1. A digital filter which comprises:

a first plurality of delay components connectable in series and having an input and an output;

a second plurality of delay components connectable in series and having an input and said output;

a system input coupled to each of said inputs of said first and second pluralities of delay components; and

a plurality of adders, each adder couplable alternately to a different delay component of said first plurality of delay components and then to a different delay component of said second plurality of delay components.

2. The digital filter of claim 1 wherein the number of delay components of said second plurality of delay components is equal in number to said first plurality of delay components.

3. The digital filter of claim 1 wherein said input is concurrently coupled to each of said inputs of said first and second pluralities of delay components.

4. The digital filter of claim 2 wherein said input is concurrently coupled to each of said inputs of said first and second pluralities of delay components.

5. The digital filter of claim 1 wherein the number of adders is equal to one less than the number of delay components in said first or second pluralities of delay components.

6. The digital filter of claim 2 wherein the number of adders is equal to one less than the number of delay components in said first or second pluralities of delay components.

7. The digital filter of claim 3 wherein the number of adders is equal to one less than the number of delay components in said first or second pluralities of delay components.

8. The digital filter of claim 4 wherein the number of adders is equal to one less than the number of delay components in said first or second pluralities of delay components.

9. The digital filter of claim 1 wherein said wherein said digital filter is a FIR filter.

10. The digital filter of claim 8 wherein said wherein said digital filter is a FIR filter.

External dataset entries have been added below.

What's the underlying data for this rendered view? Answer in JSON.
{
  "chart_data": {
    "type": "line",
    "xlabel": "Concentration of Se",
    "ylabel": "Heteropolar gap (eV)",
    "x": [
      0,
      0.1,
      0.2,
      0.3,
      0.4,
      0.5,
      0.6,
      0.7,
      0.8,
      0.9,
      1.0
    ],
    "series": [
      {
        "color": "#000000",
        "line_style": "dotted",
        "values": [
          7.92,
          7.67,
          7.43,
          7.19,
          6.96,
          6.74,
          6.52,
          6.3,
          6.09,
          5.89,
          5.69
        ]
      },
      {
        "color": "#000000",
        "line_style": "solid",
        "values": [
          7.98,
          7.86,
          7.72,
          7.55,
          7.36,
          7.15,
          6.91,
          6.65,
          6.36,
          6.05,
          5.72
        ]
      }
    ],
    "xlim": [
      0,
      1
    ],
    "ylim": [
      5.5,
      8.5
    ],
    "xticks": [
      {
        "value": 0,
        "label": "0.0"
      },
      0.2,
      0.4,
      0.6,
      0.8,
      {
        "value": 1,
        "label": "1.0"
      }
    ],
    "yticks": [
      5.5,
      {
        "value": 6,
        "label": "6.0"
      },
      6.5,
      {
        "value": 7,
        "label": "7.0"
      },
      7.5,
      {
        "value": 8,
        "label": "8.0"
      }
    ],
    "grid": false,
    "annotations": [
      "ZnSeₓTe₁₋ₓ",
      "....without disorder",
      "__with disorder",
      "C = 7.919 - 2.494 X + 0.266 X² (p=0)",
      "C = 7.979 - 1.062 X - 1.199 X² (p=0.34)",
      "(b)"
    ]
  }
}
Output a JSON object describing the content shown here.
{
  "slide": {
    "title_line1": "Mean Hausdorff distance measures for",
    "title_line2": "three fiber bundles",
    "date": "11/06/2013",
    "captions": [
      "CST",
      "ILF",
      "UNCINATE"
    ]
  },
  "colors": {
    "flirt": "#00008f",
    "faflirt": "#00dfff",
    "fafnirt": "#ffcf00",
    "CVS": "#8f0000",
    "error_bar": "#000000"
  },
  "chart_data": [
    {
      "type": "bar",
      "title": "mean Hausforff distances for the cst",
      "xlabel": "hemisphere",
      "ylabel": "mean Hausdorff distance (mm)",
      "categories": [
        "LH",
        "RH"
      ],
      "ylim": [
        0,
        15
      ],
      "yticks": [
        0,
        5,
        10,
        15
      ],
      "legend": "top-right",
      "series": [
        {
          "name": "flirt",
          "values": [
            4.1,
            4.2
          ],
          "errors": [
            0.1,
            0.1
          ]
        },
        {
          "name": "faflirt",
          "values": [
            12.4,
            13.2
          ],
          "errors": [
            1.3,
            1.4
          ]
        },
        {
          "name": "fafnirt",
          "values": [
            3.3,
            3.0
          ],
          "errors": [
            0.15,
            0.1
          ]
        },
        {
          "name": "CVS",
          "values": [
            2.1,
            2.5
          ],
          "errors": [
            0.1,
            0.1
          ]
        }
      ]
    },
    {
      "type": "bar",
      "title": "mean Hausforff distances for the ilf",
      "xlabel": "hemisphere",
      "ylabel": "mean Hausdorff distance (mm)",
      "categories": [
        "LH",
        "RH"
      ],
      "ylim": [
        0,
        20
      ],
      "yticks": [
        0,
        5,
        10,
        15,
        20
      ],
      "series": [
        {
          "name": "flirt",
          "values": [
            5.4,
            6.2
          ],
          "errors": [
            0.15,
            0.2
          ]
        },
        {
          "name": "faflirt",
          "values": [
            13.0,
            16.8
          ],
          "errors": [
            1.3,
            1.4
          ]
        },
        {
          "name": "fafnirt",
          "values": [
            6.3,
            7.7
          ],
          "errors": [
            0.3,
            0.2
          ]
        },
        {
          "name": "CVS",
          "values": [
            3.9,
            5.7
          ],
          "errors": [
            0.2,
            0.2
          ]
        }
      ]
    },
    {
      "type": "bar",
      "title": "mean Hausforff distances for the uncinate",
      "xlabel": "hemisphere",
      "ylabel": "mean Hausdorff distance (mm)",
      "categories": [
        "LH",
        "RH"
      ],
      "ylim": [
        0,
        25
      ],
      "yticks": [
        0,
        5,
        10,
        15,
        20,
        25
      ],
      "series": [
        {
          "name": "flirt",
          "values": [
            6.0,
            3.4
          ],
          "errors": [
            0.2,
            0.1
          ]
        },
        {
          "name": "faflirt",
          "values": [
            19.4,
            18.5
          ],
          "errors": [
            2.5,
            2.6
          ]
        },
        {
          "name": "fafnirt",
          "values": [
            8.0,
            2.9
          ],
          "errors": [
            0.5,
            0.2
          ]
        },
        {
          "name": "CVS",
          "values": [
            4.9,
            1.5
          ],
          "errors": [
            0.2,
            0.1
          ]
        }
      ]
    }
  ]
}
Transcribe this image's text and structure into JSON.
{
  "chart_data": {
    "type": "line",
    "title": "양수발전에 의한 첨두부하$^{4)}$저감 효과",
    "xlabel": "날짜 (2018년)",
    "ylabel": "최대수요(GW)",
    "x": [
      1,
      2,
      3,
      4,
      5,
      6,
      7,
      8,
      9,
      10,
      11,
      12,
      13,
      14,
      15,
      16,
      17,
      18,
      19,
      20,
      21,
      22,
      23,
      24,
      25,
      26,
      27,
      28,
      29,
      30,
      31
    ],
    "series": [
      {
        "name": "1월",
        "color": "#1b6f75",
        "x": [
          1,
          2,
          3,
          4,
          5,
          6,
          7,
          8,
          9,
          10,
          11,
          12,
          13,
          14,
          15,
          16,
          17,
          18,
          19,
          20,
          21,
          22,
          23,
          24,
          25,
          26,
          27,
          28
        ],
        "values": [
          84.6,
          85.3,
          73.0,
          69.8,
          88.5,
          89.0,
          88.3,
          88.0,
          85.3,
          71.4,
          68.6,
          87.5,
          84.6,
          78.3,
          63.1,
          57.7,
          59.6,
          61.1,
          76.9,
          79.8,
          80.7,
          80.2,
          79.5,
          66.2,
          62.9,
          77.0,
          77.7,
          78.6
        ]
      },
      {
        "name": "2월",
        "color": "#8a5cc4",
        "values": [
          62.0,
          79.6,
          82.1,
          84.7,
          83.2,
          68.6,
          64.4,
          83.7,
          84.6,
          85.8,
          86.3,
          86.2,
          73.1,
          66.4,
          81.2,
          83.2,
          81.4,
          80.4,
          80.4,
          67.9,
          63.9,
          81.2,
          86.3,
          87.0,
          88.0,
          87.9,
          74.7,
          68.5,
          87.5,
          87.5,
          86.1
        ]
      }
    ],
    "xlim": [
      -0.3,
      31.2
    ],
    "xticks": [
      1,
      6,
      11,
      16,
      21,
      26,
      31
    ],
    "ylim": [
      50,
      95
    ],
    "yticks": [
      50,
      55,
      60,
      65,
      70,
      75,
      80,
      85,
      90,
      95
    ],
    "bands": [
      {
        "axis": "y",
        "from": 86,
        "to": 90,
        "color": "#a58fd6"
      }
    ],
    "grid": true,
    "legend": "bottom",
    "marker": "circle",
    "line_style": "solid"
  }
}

11. The digital filter of claim 1 wherein the number of adder is equal to the number of delay components in said first or second pluralities of delay components.

12. The digital filter of claim 2 wherein the number of adder is equal to the number of delay components in said first or second pluralities of delay components.

13. The digital filter of claim 3 wherein the number of adder is equal to the number of delay components in said first or second pluralities of delay components.

14. The digital filter of claim 4 wherein the number of adder is equal to the number of delay components in said first or second pluralities of delay components.

15. The digital filter of claim 11 wherein said wherein said digital filter is a FIR filter.

16. The digital filter of claim 14 wherein said wherein said digital filter is a FIR filter.